Pictures of captain Wayne Rooney socialising with fellow guests in the early hours at the team hotel were splashed all over the newspapers, with other squad members reportedly seen clubbing in London and Liverpool pair Jordan Henderson and Adam Lallana understood to have visited a strip club.
No disciplinary action was taken against any of those involved and Rooney’s camp are at pains to stress reports he had gatecrashed a wedding reception or ignored pleas to go to bed were wide of the mark.
But a promised review of protocols around how the team spend their leisure time with England can now take place with the managerial issue settled and the issue of Rooney’s captaincy may well be revisited before the team play again in March.
“There’s now a long period to really start to think about the kind of culture we want to create,” Southgate said.
“Although I’m very pleased with what we did (over the past four games) I feel the need for improvement if we want to be successful as a team. I think there are certain ways of working that we can start to establish that will give us a better chance of being successful moving forward.
“I am extremely proud to be appointed England manager. However, I’m also conscious that getting the job is one thing, now I want to do the job successfully,” he said.
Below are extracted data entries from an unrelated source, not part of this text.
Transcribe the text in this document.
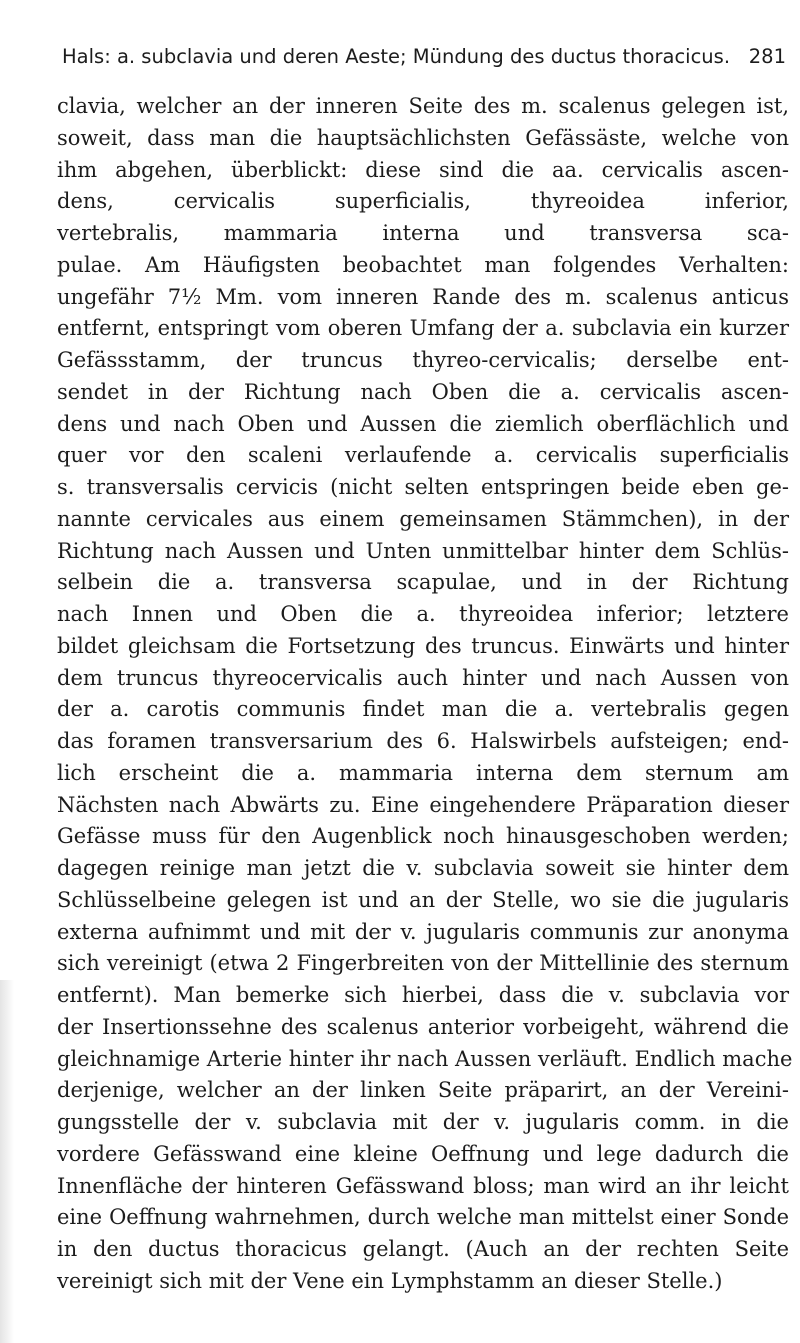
Hals: a. subclavia und deren Aeste; Mündung des ductus thoracicus. 281
clavia, welcher an der inneren Seite des m. scalenus gelegen ist,
soweit, dass man die hauptsächlichsten Gefässäste, welche von
ihm abgehen, überblickt: diese sind die aa. cervicalis ascen-
dens, cervicalis superficialis, thyreoidea inferior,
vertebralis, mammaria interna und transversa sca-
pulae. Am Häufigsten beobachtet man folgendes Verhalten:
ungefähr 7½ Mm. vom inneren Rande des m. scalenus anticus
entfernt, entspringt vom oberen Umfang der a. subclavia ein kurzer
Gefässstamm, der truncus thyreo-cervicalis; derselbe ent-
sendet in der Richtung nach Oben die a. cervicalis ascen-
dens und nach Oben und Aussen die ziemlich oberflächlich und
quer vor den scaleni verlaufende a. cervicalis superficialis
s. transversalis cervicis (nicht selten entspringen beide eben ge-
nannte cervicales aus einem gemeinsamen Stämmchen), in der
Richtung nach Aussen und Unten unmittelbar hinter dem Schlüs-
selbein die a. transversa scapulae, und in der Richtung
nach Innen und Oben die a. thyreoidea inferior; letztere
bildet gleichsam die Fortsetzung des truncus. Einwärts und hinter
dem truncus thyreocervicalis auch hinter und nach Aussen von
der a. carotis communis findet man die a. vertebralis gegen
das foramen transversarium des 6. Halswirbels aufsteigen; end-
lich erscheint die a. mammaria interna dem sternum am
Nächsten nach Abwärts zu. Eine eingehendere Präparation dieser
Gefässe muss für den Augenblick noch hinausgeschoben werden;
dagegen reinige man jetzt die v. subclavia soweit sie hinter dem
Schlüsselbeine gelegen ist und an der Stelle, wo sie die jugularis
externa aufnimmt und mit der v. jugularis communis zur anonyma
sich vereinigt (etwa 2 Fingerbreiten von der Mittellinie des sternum
entfernt). Man bemerke sich hierbei, dass die v. subclavia vor
der Insertionssehne des scalenus anterior vorbeigeht, während die
gleichnamige Arterie hinter ihr nach Aussen verläuft. Endlich mache
derjenige, welcher an der linken Seite präparirt, an der Vereini-
gungsstelle der v. subclavia mit der v. jugularis comm. in die
vordere Gefässwand eine kleine Oeffnung und lege dadurch die
Innenfläche der hinteren Gefässwand bloss; man wird an ihr leicht
eine Oeffnung wahrnehmen, durch welche man mittelst einer Sonde
in den ductus thoracicus gelangt. (Auch an der rechten Seite
vereinigt sich mit der Vene ein Lymphstamm an dieser Stelle.)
“For me, the hard work starts now.
“I’ve thoroughly enjoyed working with the players over these past four games and I think there’s huge potential. I’m determined to give everything I have to give the country a team that they’re proud of and one that they’re going to enjoy watching play and develop.
“Having had the opportunity to prove myself over a small sample of games I’ve been able to show I can handle the role. I felt we’d proved to people I was capable of preparing the team for some big matches.”
FA chief executive Martin Glenn outlined why he shared that assessment.
“We are delighted to confirm Gareth as England manager. He’s obviously somebody we know well but it’s his understanding of international football and the development set-up at St George’s Park that is important,” he said.
“He performed extremely well during the four games he was in temporary charge and he impressed us during a tough interview process.
“Gareth is a great ambassador for what the FA stands for, he’s a very good football tactician and a leader but beneath that he’s a winner and that’s an important part of the job.”